What I did was the following,

Suppose $p_1p_2.....p_k^{e_k} < n$. Then the maximum value that $e_k$ can take would be $\leq$ $\frac{\log \left(\frac{n}{p_1p_2...p_{k-1}}\right)}{\log p_k}$. Then I tried to find the maximum power $e_{k-1}$ of $p_{k-1}$ for which $p_{k-1}^{e_{k-1}} < {p_k}^{l_1}$, for $1\leq l_1\leq\frac{\log \left(\frac{n}{p_1p_2...p_{k-1}}\right)}{\log p_k}-1=\frac{\log \left(\frac{n}{p_1p_2...p_{k-1}p_k}\right)}{\log p_k}$. Then the maximum value of $e_{k-1}$ would be $\leq l_1\frac{\log p_k}{\log p_{k-1}}$, for $1\leq l_1\leq \frac{\log \left(\frac{n}{p_1p_2...p_{k-1}p_k}\right)}{\log p_k}$. Similarly I proceeded this way for getting the maximum power of $p_{k-2}$ for which $p_{k-2}^{e_{k-2}} < p_{k-1}^{l_2}$, for $1 \leq l_2\leq l_1\frac{\log p_k}{\log p_{k-1}}-1$. And so on. Finally I had to calculate the following sum for getting an upper bound for |S|,
$$\sum_{l_1=1}^{\frac{\log \left(\frac{n}{p_1p_2...p_{k-1}p_k}\right)}{\log p_k}}\sum_{l_2=1}^{l_1\frac{\log p_k}{\log p_{k-1}}-1}.....\sum_{l_{k-1}=1}^{l_{k-2}\frac{\log p_3}{\log p_2}-1}l_{k-1}\left(\frac{\log p_2}{\log p_1}\right)$$.
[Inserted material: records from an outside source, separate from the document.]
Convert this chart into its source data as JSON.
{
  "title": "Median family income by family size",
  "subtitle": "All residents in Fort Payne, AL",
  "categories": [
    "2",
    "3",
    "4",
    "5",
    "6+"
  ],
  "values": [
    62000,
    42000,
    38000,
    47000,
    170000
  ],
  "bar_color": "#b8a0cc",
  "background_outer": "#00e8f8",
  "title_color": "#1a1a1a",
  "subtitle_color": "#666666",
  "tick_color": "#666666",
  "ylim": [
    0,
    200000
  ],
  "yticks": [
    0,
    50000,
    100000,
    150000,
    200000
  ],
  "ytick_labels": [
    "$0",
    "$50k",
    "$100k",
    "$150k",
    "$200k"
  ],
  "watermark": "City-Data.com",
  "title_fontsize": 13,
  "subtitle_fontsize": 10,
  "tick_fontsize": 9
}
Now these sums are easy to calculate for two, or three primes. Indeed for 4 primes things get complicated. I hope I was going correctly. Infact if I try taking the most trivial upper bound of each sum, considering the upper limit of each sum. Then I find the sum bounded by, $$\frac{\left(\log \left(\frac{n}{p_1p_2...p_{k-1}p_k}\right)\right)^k}{\prod_{j=1}^{k}\log p_j}$$ That's not a good bound since the numerator can be negative sometimes as well. Hopefully absolute value of this fraction would help since i understand why such negative sign might be coming while i calculated the sum exactly for three primes.

@ Pietro: Thanks for your help. It was simple for an upper bound.